Default config file is $LEPHAREDIR/config/zphot_megacam.para. Can be overwritten with the config argument

write_input()

Create and write files needed to run LEPHARE.

  • the input data file for LEPHARE
  • a similar file containing the sources ID along with their RA DEC.
class clusters.zphot.ZPHOTO(zphot_output, zphot_pdz_output, zcode_name=None, all_input=None, **kwargs)

Bases: object

Read photoz code (LePhare, BPZ) output file and creates/saves astropy tables.

hist(param, **kwargs)

Plot histograms.

Possible kwargs

Params float minv:
 Lower value of the histogram
Params float maxv:
 Upper value of the histogram
Params int nbins:
 Number of bins. Default is 10.
Params string xlabel:
 An xlbal for the figure
Params string title:
 A title for the figure
Params float zclust:
 Redshift of the studies cluster
plot(px, py, **kwargs)

Plot x vs. y.

Possible kwargs are: :params float minx: lower limit of the x axis :params float maxx: upper limit of the x axis :params float miny: lower limit of the y axis :params float maxy: upper limit of the y axis :params string xlabel: label of the x axis :params string ylabel: label of the y axis :params string title: title of the figure

plot_map(title=None, zmin=0, zmax=999)

Plot the redshift sky-map.

read()

Read the output.

read_input()

Read the input.

save_zphot(file_out, path_output, overwrite=False)

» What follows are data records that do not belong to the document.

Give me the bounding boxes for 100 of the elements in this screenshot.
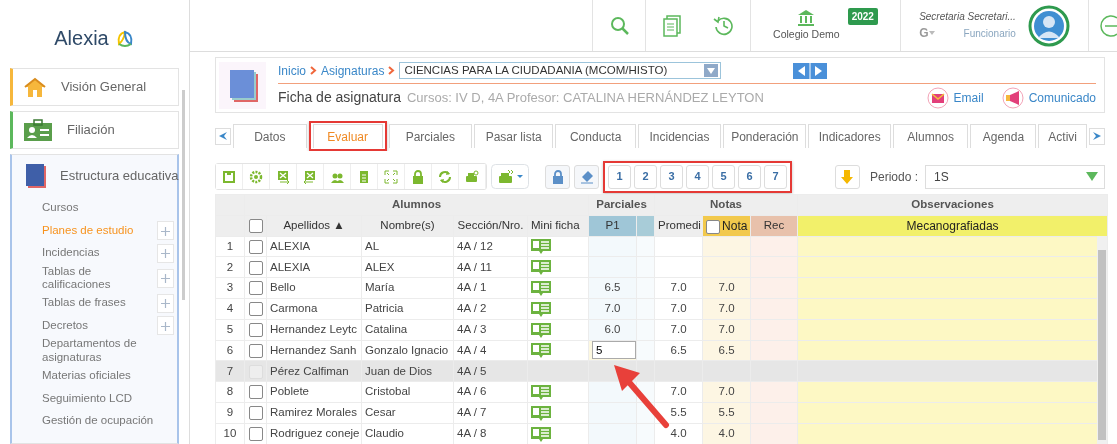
tab[interactable]: Agenda bbox=[970, 124, 1037, 148]
spreadsheet-export-icon bbox=[276, 169, 290, 184]
arrow-left-icon bbox=[218, 131, 228, 141]
eraser-button[interactable] bbox=[574, 164, 599, 189]
profile-card-icon[interactable] bbox=[531, 239, 551, 255]
lock-button[interactable] bbox=[545, 164, 570, 189]
action-link[interactable]: Email bbox=[926, 86, 984, 109]
prev-next-buttons[interactable] bbox=[793, 62, 828, 79]
expand-button[interactable] bbox=[157, 243, 174, 263]
profile-card-icon[interactable] bbox=[531, 426, 551, 442]
checkbox[interactable] bbox=[248, 323, 263, 337]
select-all-checkbox[interactable] bbox=[248, 219, 263, 234]
grade-input[interactable]: 5 bbox=[592, 341, 637, 360]
profile-card-icon[interactable] bbox=[531, 384, 551, 400]
table-cell: 7.0 bbox=[604, 302, 621, 315]
sidebar-item[interactable]: Incidencias bbox=[42, 246, 100, 261]
arrow-down-icon bbox=[840, 168, 855, 185]
tab[interactable]: Parciales bbox=[388, 124, 472, 148]
printer-icon bbox=[497, 169, 514, 184]
breadcrumb-link[interactable]: Inicio bbox=[278, 61, 306, 80]
profile-card-icon[interactable] bbox=[531, 322, 551, 338]
tab[interactable]: Datos bbox=[233, 124, 307, 148]
user-name: Secretaria Secretari... bbox=[919, 10, 1016, 24]
gear-icon bbox=[249, 169, 263, 184]
sidebar-item[interactable]: Cursos bbox=[42, 201, 79, 216]
number-button[interactable]: 5 bbox=[712, 164, 735, 189]
toolbar-button[interactable] bbox=[216, 164, 243, 189]
checkbox[interactable] bbox=[706, 219, 721, 234]
plus-icon bbox=[161, 274, 170, 284]
tab[interactable]: Ponderación bbox=[723, 124, 807, 148]
number-button[interactable]: 3 bbox=[660, 164, 683, 189]
table-cell: ALEXIA bbox=[266, 236, 362, 257]
print-menu-button[interactable] bbox=[491, 164, 529, 189]
sidebar-item[interactable]: Tablas de calificaciones bbox=[42, 264, 157, 293]
profile-card-icon[interactable] bbox=[531, 301, 551, 317]
breadcrumb-link[interactable]: Asignaturas bbox=[321, 61, 385, 80]
table-cell: ALEXIA bbox=[266, 256, 362, 278]
tab[interactable]: Indicadores bbox=[808, 124, 891, 148]
section-item[interactable]: Visión General bbox=[10, 68, 179, 106]
number-button[interactable]: 2 bbox=[634, 164, 657, 189]
building-icon[interactable] bbox=[797, 8, 816, 27]
caret-icon bbox=[929, 31, 936, 35]
section-title[interactable]: Estructura educativa bbox=[60, 166, 179, 186]
megaphone-icon bbox=[1001, 86, 1024, 109]
expand-button[interactable] bbox=[157, 221, 174, 241]
checkbox[interactable] bbox=[248, 239, 263, 254]
profile-card-icon[interactable] bbox=[531, 405, 551, 421]
sidebar-item[interactable]: Seguimiento LCD bbox=[42, 391, 133, 406]
expand-button[interactable] bbox=[157, 268, 174, 288]
tab[interactable]: Pasar lista bbox=[474, 124, 554, 148]
expand-button[interactable] bbox=[157, 316, 174, 336]
document-icon[interactable] bbox=[661, 14, 682, 37]
sidebar-item[interactable]: Departamentos de asignaturas bbox=[42, 337, 162, 365]
section-title: Filiación bbox=[67, 121, 115, 140]
checkbox[interactable] bbox=[248, 406, 263, 421]
account-switcher[interactable]: G bbox=[919, 24, 936, 42]
dropdown-icon bbox=[704, 64, 719, 77]
number-button[interactable]: 4 bbox=[686, 164, 709, 189]
expand-button[interactable] bbox=[157, 293, 174, 313]
checkbox[interactable] bbox=[248, 343, 263, 358]
spreadsheet-import-icon bbox=[303, 169, 317, 184]
number-button[interactable]: 7 bbox=[764, 164, 787, 189]
table-cell: 7.0 bbox=[654, 319, 703, 341]
subject-select[interactable]: CIENCIAS PARA LA CIUDADANIA (MCOM/HISTO) bbox=[399, 62, 722, 79]
scroll-left-button[interactable] bbox=[215, 127, 231, 145]
history-icon[interactable] bbox=[713, 15, 735, 36]
logo-text: Alexia bbox=[54, 26, 109, 51]
table-cell: Poblete bbox=[266, 381, 362, 403]
number-button[interactable]: 6 bbox=[738, 164, 761, 189]
table-cell: Cesar bbox=[361, 402, 454, 424]
sidebar-item[interactable]: Decretos bbox=[42, 318, 89, 333]
number-button[interactable]: 1 bbox=[608, 164, 631, 189]
tab[interactable]: Incidencias bbox=[637, 124, 722, 148]
profile-card-icon[interactable] bbox=[531, 280, 551, 296]
action-link[interactable]: Comunicado bbox=[1001, 86, 1096, 109]
avatar-icon[interactable] bbox=[1027, 4, 1070, 47]
sidebar-item[interactable]: Gestión de ocupación bbox=[42, 414, 154, 428]
period-select[interactable]: 1S bbox=[925, 164, 1105, 189]
checkbox[interactable] bbox=[248, 281, 263, 296]
section-item[interactable]: Filiación bbox=[10, 111, 179, 149]
column-header: Nota bbox=[722, 218, 748, 233]
logout-icon[interactable] bbox=[1097, 13, 1117, 38]
checkbox[interactable] bbox=[248, 427, 263, 441]
sidebar-item[interactable]: Tablas de frases bbox=[42, 296, 126, 311]
table-cell: ALEX bbox=[361, 256, 454, 278]
profile-card-icon[interactable] bbox=[531, 343, 551, 359]
plus-icon bbox=[161, 299, 170, 309]
sidebar-item[interactable]: Materias oficiales bbox=[42, 369, 131, 383]
checkbox[interactable] bbox=[248, 385, 263, 400]
dropdown-icon bbox=[1086, 172, 1098, 181]
checkbox[interactable] bbox=[248, 260, 263, 275]
table-cell: Catalina bbox=[361, 319, 454, 341]
profile-card-icon[interactable] bbox=[531, 260, 551, 276]
tab[interactable]: Conducta bbox=[555, 124, 636, 148]
download-button[interactable] bbox=[834, 164, 860, 189]
tab[interactable]: Activi bbox=[1038, 124, 1087, 148]
scroll-right-button[interactable] bbox=[1089, 127, 1105, 145]
tab[interactable]: Alumnos bbox=[892, 124, 969, 148]
search-icon[interactable] bbox=[609, 16, 629, 35]
checkbox[interactable] bbox=[248, 302, 263, 317]
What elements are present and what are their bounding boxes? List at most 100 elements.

Save the output of photoz code (z_best, chi^2, pdz) into astropy table.

class clusters.zphot.ZSPEC(sfile, names, unit='deg')

Bases: object

Compare spectroscopic and photometric redshifts.

load_zphot(ra, dec, zphot, unit='deg')

Load the photometric informations and match them to the spectro ones.

Parameters:
  • ra (list) – List of RA coordinates
  • dec (list) – List of DEC coordinates
  • zphot (list) – List of photometric redshift
  • unit (list) – List of RA coordinates

All lists must have the same length.

plot(cut=300, path_to_png=None)

Plot a sky-map of the matches.

scatter(zclust, cluster=None, cut=0.1, stability=False)

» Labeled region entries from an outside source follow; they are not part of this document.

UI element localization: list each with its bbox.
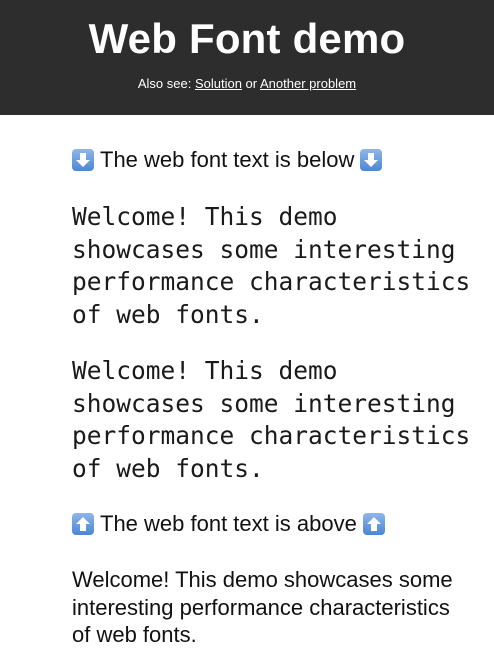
page-title: Web Font demo (88, 15, 406, 62)
also-see-prefix: Also see: (137, 76, 195, 91)
up-arrow-icon (362, 513, 385, 535)
down-arrow-icon (360, 149, 383, 171)
up-arrow-icon (72, 513, 94, 535)
also-see-line: Also see: Solution or Another problem (0, 76, 494, 92)
down-arrow-icon (72, 149, 94, 171)
also-see-joiner: or (241, 76, 261, 91)
marker-above-text: The web font text is above (100, 511, 357, 536)
marker-below: The web font text is below (72, 147, 383, 173)
fallback-paragraph: Welcome! This demo showcases some intere… (72, 567, 453, 647)
another-problem-link[interactable]: Another problem (260, 76, 356, 91)
solution-link[interactable]: Solution (195, 76, 242, 91)
marker-below-text: The web font text is below (100, 147, 355, 172)
page-header: Web Font demo Also see: Solution or Anot… (0, 0, 494, 115)
webfont-paragraph-2: Welcome! This demo showcases some intere… (72, 356, 471, 483)
marker-above: The web font text is above (72, 511, 385, 537)
webfont-paragraph-1: Welcome! This demo showcases some intere… (72, 202, 471, 329)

Redshift scatter in the cluster.

Plot the spectroscopic redshift distribution and apply a gaussian fit.

clusters.zphot.dict_to_array(d, filters='ugriz')

Transform a dictionnary into a list of arrays.

clusters.zphot.gauss(x, *p)

Model function to be used to fit a gaussian distribution.

Module contents

Cluster analysis on the LSST DM stack.

Indices and tables

Todo

General todo list

  • Data
    • Complete the doc
  • Extinction
    • Plug the Extinction package in and remove all internal extinction-related code

Code oriented todo list

Todo

Build the configuration file on the fly (the .columns)

(The original entry is located in /home/docs/checkouts/readthedocs.org/user_builds/clusters/checkouts/latest/clusters/zphot.py:docstring of clusters.zphot.BPZ.run, line 5.)